Unvorbereitet, auch unüberlegt haben wir damit angefangen, hatten aber die Bereitschaft, uns auf die Teilnehmerlnnen und auf das unplanbare Geschehen in diesen Seminaren einzulassen. Unsere Fähigkeiten und Kenntnisse basieren auf langjähriger Tätigkeit als Kommunikationstrainer, Erfahrungen mit tzi (Themenzentrierte Interaktionen nach Ruth C. Cohn) und eigenem Erleben in Selbsthilfegruppen.
In einigen Gruppen hatten wir Erfolg, von anderen waren wir enttäuscht. Aber es wurde mit der Zeit immer besser, unabhängig von der Zusammensetzung der Gruppe.

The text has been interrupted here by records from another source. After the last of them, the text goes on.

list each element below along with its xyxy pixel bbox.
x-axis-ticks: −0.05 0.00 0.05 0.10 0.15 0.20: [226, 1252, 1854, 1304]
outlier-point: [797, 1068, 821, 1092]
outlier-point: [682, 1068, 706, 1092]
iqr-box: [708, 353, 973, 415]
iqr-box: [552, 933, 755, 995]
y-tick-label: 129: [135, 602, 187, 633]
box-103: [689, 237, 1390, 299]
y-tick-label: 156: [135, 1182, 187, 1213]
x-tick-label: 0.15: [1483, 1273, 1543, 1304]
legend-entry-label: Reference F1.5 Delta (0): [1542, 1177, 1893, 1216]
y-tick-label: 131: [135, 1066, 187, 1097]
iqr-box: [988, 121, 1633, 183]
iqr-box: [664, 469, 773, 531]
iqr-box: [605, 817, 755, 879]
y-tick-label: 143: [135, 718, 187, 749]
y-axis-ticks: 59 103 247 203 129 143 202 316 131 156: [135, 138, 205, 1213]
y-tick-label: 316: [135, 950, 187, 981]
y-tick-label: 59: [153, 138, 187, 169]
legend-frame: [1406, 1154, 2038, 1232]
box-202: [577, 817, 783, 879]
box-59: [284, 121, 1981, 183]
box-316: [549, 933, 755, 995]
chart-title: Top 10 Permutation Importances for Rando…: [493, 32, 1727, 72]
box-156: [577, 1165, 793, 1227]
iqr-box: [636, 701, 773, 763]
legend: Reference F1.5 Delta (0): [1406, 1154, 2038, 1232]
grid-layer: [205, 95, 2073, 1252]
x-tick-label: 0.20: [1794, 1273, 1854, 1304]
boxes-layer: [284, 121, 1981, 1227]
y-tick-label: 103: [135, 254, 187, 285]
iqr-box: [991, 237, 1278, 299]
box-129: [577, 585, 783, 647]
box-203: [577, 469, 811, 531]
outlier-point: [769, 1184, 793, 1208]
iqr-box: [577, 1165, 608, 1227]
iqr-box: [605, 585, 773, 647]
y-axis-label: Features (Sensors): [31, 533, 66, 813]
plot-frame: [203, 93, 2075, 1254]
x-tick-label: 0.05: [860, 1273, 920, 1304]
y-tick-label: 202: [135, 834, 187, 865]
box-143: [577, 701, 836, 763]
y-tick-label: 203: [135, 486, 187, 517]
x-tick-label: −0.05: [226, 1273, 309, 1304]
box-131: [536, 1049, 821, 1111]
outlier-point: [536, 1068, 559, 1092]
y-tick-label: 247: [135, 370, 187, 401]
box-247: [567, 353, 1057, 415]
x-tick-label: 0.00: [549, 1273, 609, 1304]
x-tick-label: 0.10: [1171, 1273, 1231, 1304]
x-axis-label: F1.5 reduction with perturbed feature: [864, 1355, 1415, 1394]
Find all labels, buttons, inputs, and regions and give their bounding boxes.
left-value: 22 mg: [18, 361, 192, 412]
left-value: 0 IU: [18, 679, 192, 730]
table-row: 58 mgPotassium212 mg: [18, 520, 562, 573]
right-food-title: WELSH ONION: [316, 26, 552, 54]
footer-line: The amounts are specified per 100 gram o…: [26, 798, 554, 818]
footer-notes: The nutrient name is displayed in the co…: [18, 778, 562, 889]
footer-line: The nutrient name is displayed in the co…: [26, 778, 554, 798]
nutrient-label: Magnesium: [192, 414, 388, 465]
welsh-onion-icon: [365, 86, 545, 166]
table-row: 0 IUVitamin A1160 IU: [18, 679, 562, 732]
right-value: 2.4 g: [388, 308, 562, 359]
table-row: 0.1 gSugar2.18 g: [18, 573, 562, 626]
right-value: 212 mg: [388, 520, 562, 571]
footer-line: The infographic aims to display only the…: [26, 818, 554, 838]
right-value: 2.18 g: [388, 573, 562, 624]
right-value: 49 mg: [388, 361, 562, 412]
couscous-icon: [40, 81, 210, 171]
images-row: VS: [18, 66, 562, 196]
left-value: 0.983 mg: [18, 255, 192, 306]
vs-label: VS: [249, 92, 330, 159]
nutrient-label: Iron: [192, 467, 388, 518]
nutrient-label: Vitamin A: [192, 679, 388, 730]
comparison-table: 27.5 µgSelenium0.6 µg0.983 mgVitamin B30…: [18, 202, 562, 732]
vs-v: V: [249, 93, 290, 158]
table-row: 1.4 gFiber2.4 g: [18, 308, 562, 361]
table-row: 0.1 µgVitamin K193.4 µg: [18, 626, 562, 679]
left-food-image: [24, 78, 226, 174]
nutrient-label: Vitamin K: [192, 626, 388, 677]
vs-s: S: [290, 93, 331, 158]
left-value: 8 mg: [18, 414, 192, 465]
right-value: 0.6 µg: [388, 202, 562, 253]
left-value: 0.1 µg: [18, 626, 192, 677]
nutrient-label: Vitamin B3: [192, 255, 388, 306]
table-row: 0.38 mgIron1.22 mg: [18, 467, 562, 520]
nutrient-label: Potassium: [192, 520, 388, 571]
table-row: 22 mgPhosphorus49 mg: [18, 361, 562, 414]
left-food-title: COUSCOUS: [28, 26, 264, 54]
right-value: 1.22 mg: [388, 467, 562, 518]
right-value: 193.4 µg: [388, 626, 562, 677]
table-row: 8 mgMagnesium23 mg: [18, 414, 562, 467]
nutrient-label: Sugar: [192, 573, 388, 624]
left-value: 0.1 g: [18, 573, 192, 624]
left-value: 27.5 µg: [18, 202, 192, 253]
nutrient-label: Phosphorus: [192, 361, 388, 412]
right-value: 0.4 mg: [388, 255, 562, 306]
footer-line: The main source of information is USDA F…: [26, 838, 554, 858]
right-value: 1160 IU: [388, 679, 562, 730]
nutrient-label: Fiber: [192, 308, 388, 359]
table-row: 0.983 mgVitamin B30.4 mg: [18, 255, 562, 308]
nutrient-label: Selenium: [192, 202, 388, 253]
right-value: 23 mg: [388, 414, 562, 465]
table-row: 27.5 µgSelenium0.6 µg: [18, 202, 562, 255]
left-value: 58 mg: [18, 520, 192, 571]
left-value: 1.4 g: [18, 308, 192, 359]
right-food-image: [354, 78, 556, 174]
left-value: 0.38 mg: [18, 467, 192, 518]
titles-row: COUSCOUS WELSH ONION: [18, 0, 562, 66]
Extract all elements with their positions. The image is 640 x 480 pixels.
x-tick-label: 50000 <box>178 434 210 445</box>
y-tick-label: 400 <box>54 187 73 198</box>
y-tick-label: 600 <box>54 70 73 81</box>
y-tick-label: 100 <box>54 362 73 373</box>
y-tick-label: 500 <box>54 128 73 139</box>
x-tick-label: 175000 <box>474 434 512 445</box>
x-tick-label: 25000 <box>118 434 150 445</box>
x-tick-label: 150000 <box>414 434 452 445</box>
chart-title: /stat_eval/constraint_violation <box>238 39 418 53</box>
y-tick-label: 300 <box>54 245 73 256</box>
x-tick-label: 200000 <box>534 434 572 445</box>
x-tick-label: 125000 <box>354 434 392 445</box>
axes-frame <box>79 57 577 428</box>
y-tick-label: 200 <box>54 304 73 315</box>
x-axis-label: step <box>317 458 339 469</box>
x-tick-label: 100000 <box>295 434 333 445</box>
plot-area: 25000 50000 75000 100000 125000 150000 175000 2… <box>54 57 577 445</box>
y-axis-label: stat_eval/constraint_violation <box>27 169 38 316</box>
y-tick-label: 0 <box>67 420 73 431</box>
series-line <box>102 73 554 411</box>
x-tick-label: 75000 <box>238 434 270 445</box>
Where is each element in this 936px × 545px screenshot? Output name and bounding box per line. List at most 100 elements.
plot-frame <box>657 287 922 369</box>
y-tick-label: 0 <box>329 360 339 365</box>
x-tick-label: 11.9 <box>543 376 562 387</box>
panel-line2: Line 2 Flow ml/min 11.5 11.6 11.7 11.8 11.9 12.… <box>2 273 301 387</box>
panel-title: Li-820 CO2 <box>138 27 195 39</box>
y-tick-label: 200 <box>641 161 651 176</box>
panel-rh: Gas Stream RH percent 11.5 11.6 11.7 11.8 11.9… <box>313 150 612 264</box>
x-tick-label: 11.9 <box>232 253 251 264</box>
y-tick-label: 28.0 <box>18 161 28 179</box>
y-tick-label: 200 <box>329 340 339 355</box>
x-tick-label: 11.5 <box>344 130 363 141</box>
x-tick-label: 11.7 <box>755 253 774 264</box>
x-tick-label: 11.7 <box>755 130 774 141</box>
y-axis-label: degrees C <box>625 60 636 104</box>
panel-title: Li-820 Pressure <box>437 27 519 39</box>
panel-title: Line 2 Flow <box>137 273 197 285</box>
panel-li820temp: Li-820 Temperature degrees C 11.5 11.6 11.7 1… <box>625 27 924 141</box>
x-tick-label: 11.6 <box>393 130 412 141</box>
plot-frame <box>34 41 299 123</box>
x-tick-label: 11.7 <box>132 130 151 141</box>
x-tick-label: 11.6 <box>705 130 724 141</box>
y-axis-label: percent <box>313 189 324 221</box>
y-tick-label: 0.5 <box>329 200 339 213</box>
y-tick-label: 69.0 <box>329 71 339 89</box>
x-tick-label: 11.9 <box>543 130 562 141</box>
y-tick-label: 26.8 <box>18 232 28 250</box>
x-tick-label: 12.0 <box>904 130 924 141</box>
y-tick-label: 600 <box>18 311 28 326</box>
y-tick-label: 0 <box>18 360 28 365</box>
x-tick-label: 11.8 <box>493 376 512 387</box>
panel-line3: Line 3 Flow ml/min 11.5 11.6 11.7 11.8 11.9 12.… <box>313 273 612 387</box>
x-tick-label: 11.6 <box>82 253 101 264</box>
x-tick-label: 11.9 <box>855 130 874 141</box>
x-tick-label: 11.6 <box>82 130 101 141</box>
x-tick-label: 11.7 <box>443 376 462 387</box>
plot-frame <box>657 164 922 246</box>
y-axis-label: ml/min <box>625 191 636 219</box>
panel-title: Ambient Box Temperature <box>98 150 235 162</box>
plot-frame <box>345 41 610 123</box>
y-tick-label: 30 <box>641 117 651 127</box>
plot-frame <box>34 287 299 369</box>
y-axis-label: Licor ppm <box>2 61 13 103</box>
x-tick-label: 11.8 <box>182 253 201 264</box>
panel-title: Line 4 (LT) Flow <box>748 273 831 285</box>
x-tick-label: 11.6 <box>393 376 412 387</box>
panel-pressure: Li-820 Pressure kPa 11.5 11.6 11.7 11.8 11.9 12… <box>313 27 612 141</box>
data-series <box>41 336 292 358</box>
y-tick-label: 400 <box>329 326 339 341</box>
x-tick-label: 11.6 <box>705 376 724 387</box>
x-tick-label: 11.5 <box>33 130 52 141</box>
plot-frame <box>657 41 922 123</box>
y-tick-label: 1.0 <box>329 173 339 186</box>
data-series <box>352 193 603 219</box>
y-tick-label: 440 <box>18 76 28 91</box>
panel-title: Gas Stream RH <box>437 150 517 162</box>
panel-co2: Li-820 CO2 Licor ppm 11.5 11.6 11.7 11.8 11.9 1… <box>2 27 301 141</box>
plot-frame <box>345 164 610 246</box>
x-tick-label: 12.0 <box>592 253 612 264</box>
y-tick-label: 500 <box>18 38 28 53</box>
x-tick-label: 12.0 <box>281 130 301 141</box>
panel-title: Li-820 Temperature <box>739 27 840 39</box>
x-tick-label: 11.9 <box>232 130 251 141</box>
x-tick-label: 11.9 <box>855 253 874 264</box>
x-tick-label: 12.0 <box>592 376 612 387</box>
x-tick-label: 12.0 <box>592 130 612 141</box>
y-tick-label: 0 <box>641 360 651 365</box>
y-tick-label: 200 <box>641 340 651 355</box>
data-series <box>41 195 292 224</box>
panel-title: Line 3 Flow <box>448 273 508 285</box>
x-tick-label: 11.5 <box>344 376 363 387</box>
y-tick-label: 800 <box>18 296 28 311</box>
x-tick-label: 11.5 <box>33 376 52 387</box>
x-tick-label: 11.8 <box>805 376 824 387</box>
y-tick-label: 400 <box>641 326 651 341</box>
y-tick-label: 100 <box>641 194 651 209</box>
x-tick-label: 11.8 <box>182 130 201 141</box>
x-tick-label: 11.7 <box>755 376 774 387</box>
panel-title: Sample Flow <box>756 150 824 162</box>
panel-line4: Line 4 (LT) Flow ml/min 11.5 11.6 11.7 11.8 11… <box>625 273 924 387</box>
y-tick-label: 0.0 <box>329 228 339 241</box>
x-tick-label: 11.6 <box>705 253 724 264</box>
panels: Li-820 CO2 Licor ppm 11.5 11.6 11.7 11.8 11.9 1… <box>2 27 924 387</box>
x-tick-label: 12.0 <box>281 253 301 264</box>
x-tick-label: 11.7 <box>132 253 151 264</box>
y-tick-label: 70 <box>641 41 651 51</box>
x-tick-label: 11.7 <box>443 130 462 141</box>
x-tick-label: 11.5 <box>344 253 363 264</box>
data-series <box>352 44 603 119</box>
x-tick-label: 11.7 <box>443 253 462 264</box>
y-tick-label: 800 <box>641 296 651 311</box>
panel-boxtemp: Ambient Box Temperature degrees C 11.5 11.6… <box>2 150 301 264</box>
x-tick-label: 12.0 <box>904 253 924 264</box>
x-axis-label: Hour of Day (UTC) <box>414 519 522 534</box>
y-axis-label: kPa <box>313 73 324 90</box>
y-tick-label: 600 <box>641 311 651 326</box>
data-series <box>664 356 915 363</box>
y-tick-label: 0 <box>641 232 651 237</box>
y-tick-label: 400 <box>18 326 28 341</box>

Intensiv haben wir darüber nachgedacht, welche Gründe es dafür gibt. Von Ruth Cohn wissen wir, dass ein Thema erst dann anfängt zu leben, wenn es etwas mit uns zu tun hat. Wir Referenten haben beide Drogenerfahrungen, sind seit vielen Jahren trocken, die Teilnehmerlnnen spüren sofort, dass sie uns in Bezug auf Drogen nichts vormachen können. Das ist die Grundlage einer guten
Beziehungsebene und begründet einen lebendigen Bezug zwischen Inhalt und Vortragenden.
Wir haben selbst erfahren, dass der Mensch den für ihn richtigen Lebensweg am besten dadurch findet dass er Kontakt gewinnt zu seinem inneren Kompass. Das haben wir in den Gruppen uns zum Ziel gesetzt.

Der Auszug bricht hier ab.